In my garden (south facing) there is the most beautiful rose bush.
I have no idea which kind (it has large peachy blooms with a strong scent with red tips to the petals). It looks old, it is about 3 foot high and quite 'woody' at the base.

For sentimental reasons I can't be 'without it' in my new house (50m away choice of south or west facing planting patch).

Do I try to move it whole or take cuttings please?
I've never taken cuttings and couldn't get back for more if they failed, however if I took the whole bush and it died I'd be very upset.

OP posts:
sadpapercourtesan · 24/04/2021 12:12

When are you moving? It's the right time to take softwood cuttings now, so if you get them sorted immediately they should be rooted and looking perky by the time you have to move, which might soften the blow a bit!

RedToothBrush · 24/04/2021 12:16

Take some cuttings AND move the whole thing....

Hedge your bets.

senua · 24/04/2021 12:27

Do I try to move it whole or take cuttings please?
Why is it either/or? Do both!

Can you put it in a large pot now and give it some TLC (water in preparation, give it fertile soil with organic matter, rose-food, water again after) rather than do it in a rush when you move.

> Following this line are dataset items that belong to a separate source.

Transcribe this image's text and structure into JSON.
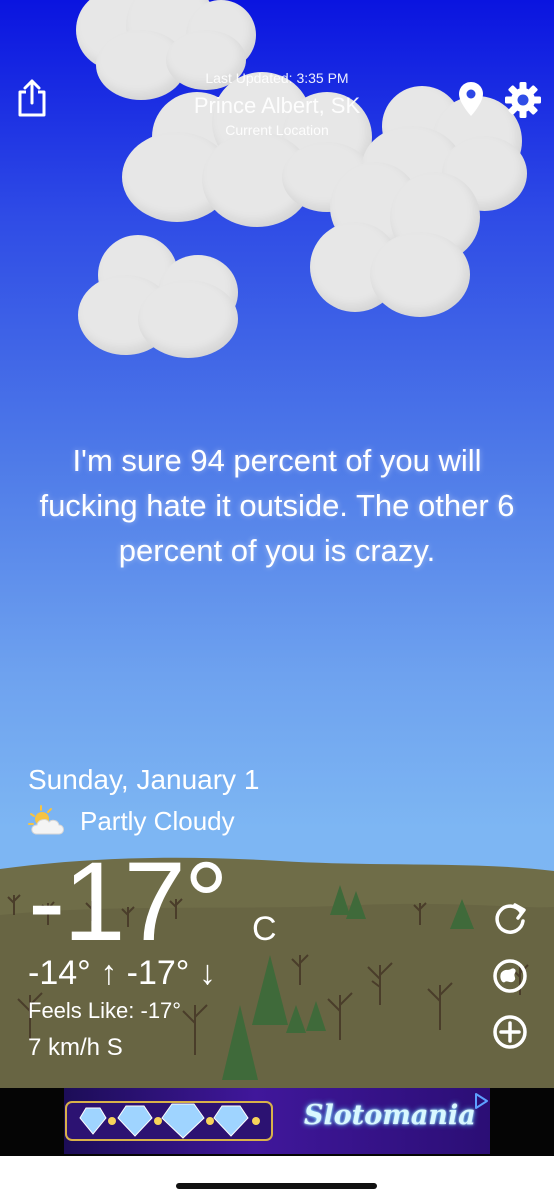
{
  "header": {
    "last_updated": "Last Updated: 3:35 PM",
    "city": "Prince Albert, SK",
    "location_label": "Current Location"
  },
  "icons": {
    "share": "share-icon",
    "location": "location-pin-icon",
    "settings": "gear-icon",
    "condition": "partly-cloudy-icon",
    "refresh": "refresh-icon",
    "radar": "radar-icon",
    "add": "add-location-icon",
    "ad_choices": "ad-choices-icon"
  },
  "quote": "I'm sure 94 percent of you will fucking hate it outside. The other 6 percent of you is crazy.",
  "weather": {
    "date": "Sunday, January 1",
    "condition": "Partly Cloudy",
    "temperature": "-17°",
    "unit": "C",
    "high": "-14°",
    "low": "-17°",
    "feels_like": "Feels Like: -17°",
    "wind": "7 km/h S"
  },
  "ad": {
    "brand": "Slotomania"
  },
  "colors": {
    "sky_top": "#0a14e0",
    "sky_bottom": "#7fb8f1",
    "ground": "#6b6a45",
    "cloud": "#e7e7e7"
  }
}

52andblue · 24/04/2021 12:29

@sadpapercourtesan
I'm moving end of May.
I have access to a greenhouse until then.
The bush is currently in young leaf: Northumberland so still cold at night

@RedToothBrush
Genuis - I never thought of that!

OP posts:
52andblue · 24/04/2021 14:59

@senua
I don't know if the root ball might be too big to pot (it is quite old so might be big?)

So, I need cutting compost, rose food (liquid)? and organic fertiliser?
(told you I was a novice...)

OP posts:
FLOrenze · 24/04/2021 15:11

I would move it into a pot now. You can cut into the roots of a Rose without doing any harm. Prune it really hard and Water it well the night before digging it up. Use strong loppers if you need to cut any root. Usually established roses have a long tap root and you can cut into these. Keep it watered and put in a suitable pot.

If you do not have a pot, then wait till just before you move, use the same method and put the Rose in a sack or compost bag with lots of wet newspaper or some wet compost. When you get to your new home put into water until you are ready to plant.

Do not feed it until you see new growth . Roses are much tougher than you might think.